2.19 災害時,店舗でラジオ放送による情報提供首都圏10局とJFAが協定

日本民間放送連盟に加盟する首都圏の民放ラジオ局10社と日本フランチャイズチェーン協会(JFA)は,震度5強以上の地震や大規模な災害が発生した際,加盟するコンビニエンスストアなどの店舗でラジオを流し,情報が遮断されるおそれのある帰宅困難者に緊急情報を提供する協定を結んだ。東京,神奈川,千葉,埼玉の4都県で大手コンビニチェーンやTSUTAYA, 吉野家など19社, およそ1万7,000店舗で実施される。

2.25 アジア太平洋地域で民放コンテンツ提供へ新会社設立し放送開始

日本の民放のコンテンツをアジア太平洋地域で提供しようと,電通と民放各社などが出資して新会社を設立し,この日からシンガポールで放送を始めた。日本のプレゼンスや日本企業のブランドイメージを高めることも目的としている。放送エリアは今後,インドネシア,フィリピン,香港,マレーシア,タイ,オーストラリア,ベトナム,インド,韓国,台湾のあわせて11の国と地域に広げる予定。

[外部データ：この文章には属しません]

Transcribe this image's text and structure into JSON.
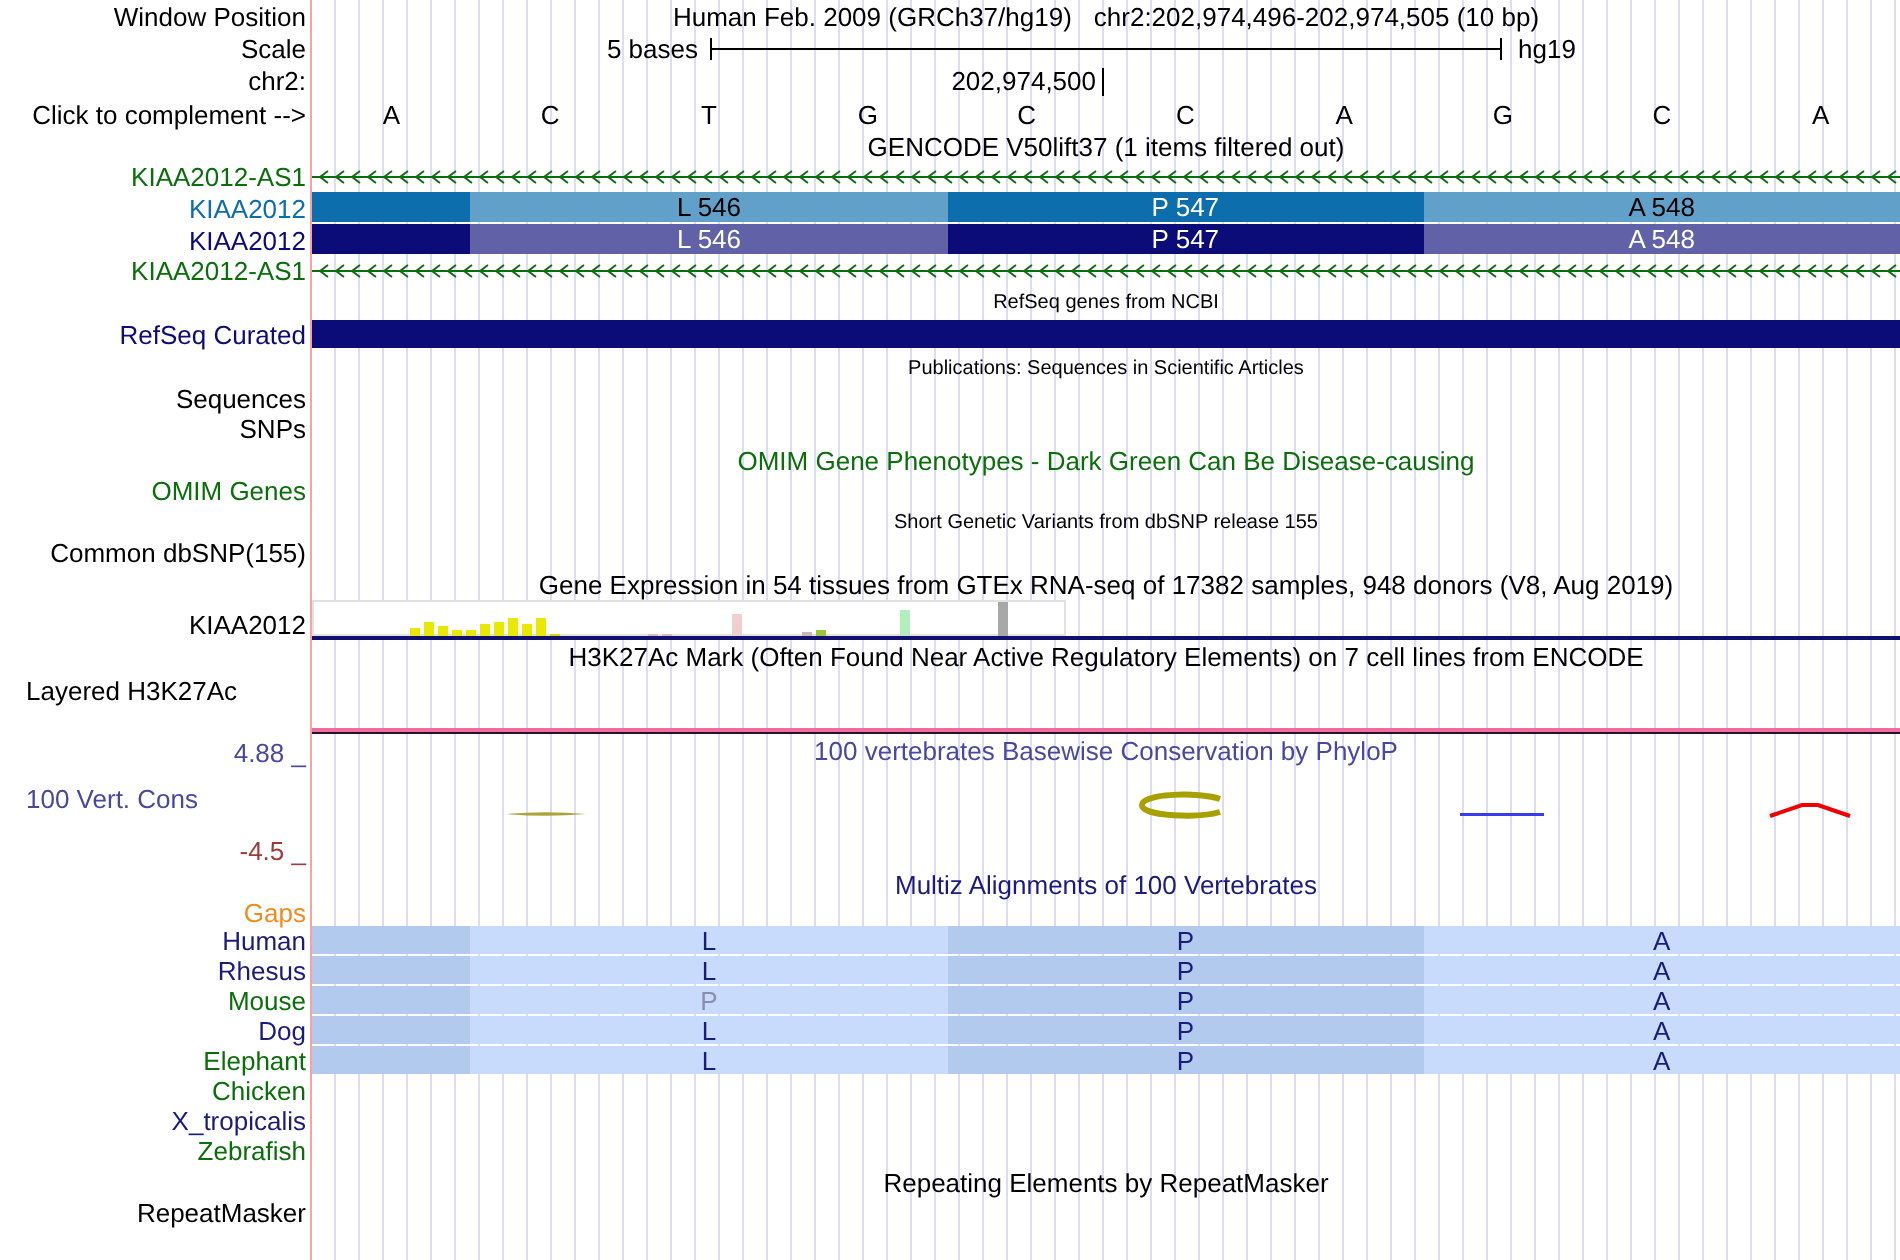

2.27 「放送ネットワークの強じん化に関する検討会」始まる

東日本大震災の災害情報伝達においては,ラジオの有用性が強く認識された。一方で特にAMラジオについては,都市難聴や送信所の老朽化・更新,リスナー離れや広告収入減少などの課題が山積している。検討会第1回では,こうしたラジオ局の経営問題も含め“強靭化”を図るべきだとの意見が出された。会は今後4回行われ,6月には中間とりまとめが行われる予定。